Yeah, and remember the Bush Administration's tactic of ridiculing McCain's experience in Hanoi, claiming it rendered McCain mentally unfit? A tactic which continues, by the way.

Grassroots organizing of the powerless and disenfranchised was the soul of Alinsky's philosophy, a soul shared by Hillary Clinton and Barack Obama. "After attending Columbia University, [Obama] worked as an organizer on the South Side of Chicago for the Developing Communities Project. Obama and others of the post-Alinsky generation described their work in the 1990 book 'After Alinsky: Community Organizing in Illinois,' in which Obama wrote that he longed for ways to close the gap between community organizing and national politics."

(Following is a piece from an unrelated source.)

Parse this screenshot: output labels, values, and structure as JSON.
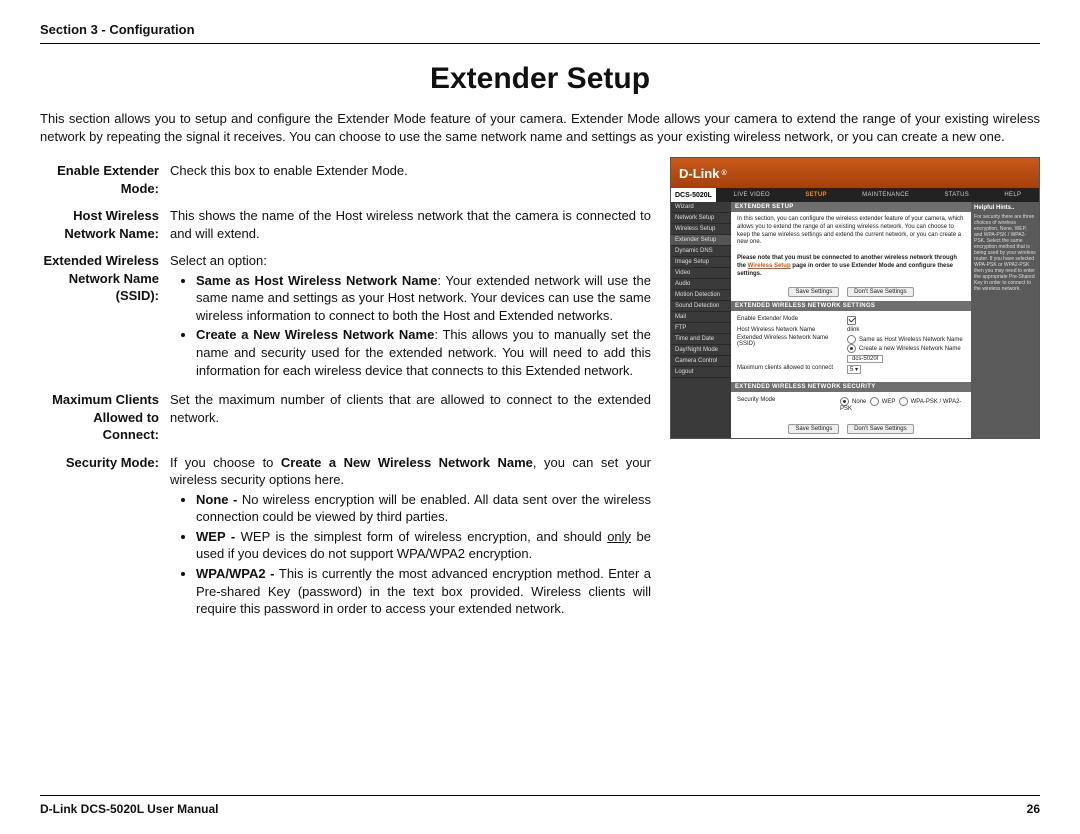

The Rules for Radicals was merely the body that soul inhabited at the time, and as implied, knowing the enemy is essential. The common notion of a leftist radical revolutionary is one who disdains the bourgeoisie. Alinsky, however, warned against making the middle-class the enemy, of spurning middle-class values.
They cannot be dismissed by labeling them blue collar or hard hat. They will not continue to be relatively passive and slightly challenging. If we fail to communicate with them, if we don't encourage them to form alliances with us, they will move to the right. Maybe they will anyway, but let's not let it happen by default.
Yet it did. In wrongly identifying the enemy, many liberals allowed neocons to use the soulless body of The Rules to stalk around the countryside chanting "liberal brains, liberal brains," infecting the neglected working class. The result is an economic ruling class that has convinced the underclass that continuing to support the ruling class is actually in their self-interest since they have soooo much in common, like music and movies.

I'm not saying neocons literally and consciously used Alinsky's Rules. But, except for rule 13, I think they are good rules, and liberals should exorcise the demons and reclaim the body. Because we do have the soul, and we can make the rules work for the good.

I don't think a stunt like staging a fart-in is a good idea (funny, but not good), but otherwise ventilation of hostilities (like blogging) is great. When Clinton was decrying "across-the-board 'social catharsis,'" there was not as much economic disparity. Sure there was plenty of civil unrest, but it seemed to be a war of radical military- and bourgeoise-hating revolutionaries versus blue collar hard hats.

After decades of increasing polarization per rule 13 by soulless and corrupt zombies that are destroying our economy, military, legal and governing systems, people are beginning to realize that they've actually been divided in order to be conquered. The time is becoming very very ripe for across-the-board social catharsis, a Little Rebellion, if you will.